Exception Handling in C#

This article describes about the exception handling in C#; C# exception handling; Try, Catch and Finally Blocks in C#. Summary of the article:

  • What is Exceptions?
  • C# Exception Handling
  • Syntax for Try, Catch and Finally
  • Exception Classes
  • Exception Properties

What is Exceptions?
An exception is a problem that arises during the execution time of a program. A C# exception is a response to an exceptional situation that arises while a program is running. A common example of exceptions is: when we try to divide a number by zero.

 

C# Exception Handling
In a program an error can occur at any statement for any reason. It may complex to check codes for all types of error. Exception handling is a part of programming. Exceptions provide a way to transfer the control of the program from one part to another. C# provides 3 built-in objects Try, Catch and finally to handle exception/errors in the code. We can handle both system-level and application-level error conditions.

Try Block
In try block we write statements that might throw up an error or an exception. It identifies a block of code for which particular exceptions will be activated.

try {
//code that might cause an error
}

Catch Block
Catch block catches all the errors or exceptions occurred in the try block. It used to handle the errors or exception occurred in try block. A type can be an Exception class or specific type of exceptions provided by .Net framework. In a catch block Exception class is used to catch all exception.
If we use specific exception classes like (FileNotFoundException ,DivideByZeroException, IndexOutOfRangeException, InvalidCastException, SqlException) then it will throw only that specific type of exception only. Any kind of exception is thrown like (FileNotFoundException , DivideByZeroException, IndexOutOfRangeException, InvalidCastException, SqlException) is inherit only from the class System.Exception.

catch(Type ex){
//code for handling the exception
}

Finally Block
Finally block is useful to clean any resource that is allocated in the try block. This block is always executed even if an exception occurred or not occurred in try block. For example: if you open a file it must be closed whether an exception is raised or not.

finally {
//statements to be executed
}

Notable Point
In C# both catch and finally blocks are optional. A try block can exist either with one or more catch blocks or a finally block or with both catch and finally blocks. A try block cannot exist without either catch block or finally block.

 

Syntax for Try, Catch and Finally Block
Syntax for try/catch:

try
{
    // Code
}
catch (Exception ex)
{
    // Code
}
finally
{
    // Code
}

 

Exception Classes
In C# exceptions are represented by classes. All the exception classes are directly or indirectly derived from the System.Exception class. The System.ApplicationException class supports exceptions generated by application programs. The System.SystemException class supports exceptions generated by system exception.

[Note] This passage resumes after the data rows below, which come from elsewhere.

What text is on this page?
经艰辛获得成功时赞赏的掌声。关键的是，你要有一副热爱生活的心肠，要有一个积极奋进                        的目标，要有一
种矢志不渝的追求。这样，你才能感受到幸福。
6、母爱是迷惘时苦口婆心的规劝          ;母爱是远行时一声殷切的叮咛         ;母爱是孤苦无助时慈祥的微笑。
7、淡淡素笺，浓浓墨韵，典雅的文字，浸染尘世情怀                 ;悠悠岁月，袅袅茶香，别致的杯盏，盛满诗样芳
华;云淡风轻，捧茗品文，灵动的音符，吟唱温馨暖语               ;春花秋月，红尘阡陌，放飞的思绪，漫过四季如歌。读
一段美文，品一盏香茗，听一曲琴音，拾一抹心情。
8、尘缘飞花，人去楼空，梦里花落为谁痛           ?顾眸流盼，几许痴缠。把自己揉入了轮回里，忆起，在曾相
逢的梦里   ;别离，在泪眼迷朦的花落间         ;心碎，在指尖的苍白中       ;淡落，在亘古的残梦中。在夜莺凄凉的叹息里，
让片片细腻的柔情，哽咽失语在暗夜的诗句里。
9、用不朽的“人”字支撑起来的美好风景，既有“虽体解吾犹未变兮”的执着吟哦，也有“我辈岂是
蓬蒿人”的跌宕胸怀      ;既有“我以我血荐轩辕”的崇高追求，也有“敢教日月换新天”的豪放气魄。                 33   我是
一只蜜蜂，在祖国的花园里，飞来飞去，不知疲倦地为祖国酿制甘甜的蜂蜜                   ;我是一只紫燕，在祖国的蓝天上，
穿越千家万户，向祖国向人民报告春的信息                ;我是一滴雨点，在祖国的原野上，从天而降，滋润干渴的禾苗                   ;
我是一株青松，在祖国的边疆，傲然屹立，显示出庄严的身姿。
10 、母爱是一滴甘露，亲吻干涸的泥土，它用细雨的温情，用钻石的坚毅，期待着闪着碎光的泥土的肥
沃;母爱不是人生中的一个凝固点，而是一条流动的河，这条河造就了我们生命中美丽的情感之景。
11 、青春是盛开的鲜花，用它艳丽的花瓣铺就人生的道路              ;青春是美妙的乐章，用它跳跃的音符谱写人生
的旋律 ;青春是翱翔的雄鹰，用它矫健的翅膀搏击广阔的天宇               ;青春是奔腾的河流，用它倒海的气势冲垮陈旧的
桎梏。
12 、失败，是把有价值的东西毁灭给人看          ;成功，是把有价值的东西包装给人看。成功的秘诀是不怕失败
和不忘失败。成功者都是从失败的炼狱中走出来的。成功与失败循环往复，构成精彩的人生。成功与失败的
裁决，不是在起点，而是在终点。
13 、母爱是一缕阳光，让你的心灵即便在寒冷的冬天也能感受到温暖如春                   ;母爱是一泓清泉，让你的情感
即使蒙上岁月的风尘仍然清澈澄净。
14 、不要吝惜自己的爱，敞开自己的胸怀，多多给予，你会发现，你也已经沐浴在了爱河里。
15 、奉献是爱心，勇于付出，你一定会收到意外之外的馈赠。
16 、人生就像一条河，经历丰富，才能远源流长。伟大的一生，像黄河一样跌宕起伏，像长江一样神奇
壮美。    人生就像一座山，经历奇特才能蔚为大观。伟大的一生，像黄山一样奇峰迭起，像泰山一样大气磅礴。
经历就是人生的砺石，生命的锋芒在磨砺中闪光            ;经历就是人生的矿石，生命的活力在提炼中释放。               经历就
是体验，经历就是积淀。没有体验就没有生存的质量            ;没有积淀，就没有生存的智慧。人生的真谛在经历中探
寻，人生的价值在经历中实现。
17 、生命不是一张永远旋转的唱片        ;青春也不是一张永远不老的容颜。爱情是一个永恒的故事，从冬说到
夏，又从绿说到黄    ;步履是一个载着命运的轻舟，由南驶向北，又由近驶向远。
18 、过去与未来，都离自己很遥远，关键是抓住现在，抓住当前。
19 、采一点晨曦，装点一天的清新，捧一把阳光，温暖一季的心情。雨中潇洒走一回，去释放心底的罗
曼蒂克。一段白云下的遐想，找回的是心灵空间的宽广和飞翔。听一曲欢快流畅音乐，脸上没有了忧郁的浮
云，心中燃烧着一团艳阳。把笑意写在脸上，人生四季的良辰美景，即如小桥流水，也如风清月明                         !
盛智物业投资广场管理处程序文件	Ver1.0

Some of the predefined exception classes in C# derived from the Sytem.SystemException class are given bellow:

  • System.IO.IOException -Handles I/O errors.
  • System.IndexOutOfRangeException -Handles errors generated when a method refers to an array index out of range.
  • System.ArrayTypeMismatchException -Handles errors generated when type is mismatched with the array type.
  • System.NullReferenceException -Handles errors generated from deferencing a null object.
  • System.DivideByZeroException -Handles errors generated from dividing a dividend with zero.
  • System.InvalidCastException -Handles errors generated during typecasting.
  • System.OutOfMemoryException -Handles errors generated from insufficient free memory.
  • System.StackOverflowException -Handles errors generated from stack overflow.

 

Exception Properties
The Exception type’s properties in C# are HelpLink, Message, Source, StackTrace, TargetSite and Data. To show the exception properties write the following code in a C# console application and run. This program creates an exception by dividing by zero.

try
{
    int value = 1 / int.Parse("0");
}
catch (Exception ex)
{
    Console.WriteLine("HelpLink = {0}", ex.HelpLink);
    Console.WriteLine("Message = {0}", ex.Message);
    Console.WriteLine("Source = {0}", ex.Source);
    Console.WriteLine("StackTrace = {0}", ex.StackTrace);
    Console.WriteLine("TargetSite = {0}", ex.TargetSite);
    Console.WriteLine("Data = {0}", ex.Data);
    Console.Read();
}

Output:
HelpLink =
Message = Attempted to divide by zero.
Source = TestConsole
StackTrace = at TestConsole.Program.Main(String[] args) in D:\Test Projects\T
estConsole\TestConsole\Program.cs:line 16
TargetSite = Void Main(System.String[])
Data = System.Collections.ListDictionaryInternal

  • HelpLink: This is empty because it was not defined on the exception. It is a string property.
  • Message: Short description of the exception’s cause. It is a read-only string property.
  • Source: Application name. It is a string property that can be assigned to or read from.
  • StackTrace: Path through the compiled program’s method hierarchy that the exception was generated from.
  • TargetSite: Name of the method where the error occurred. It helps simplify what part of the errors is recorded.
  • Data: Data dictionary on the Exception instance. Using this we can store associative keys and values.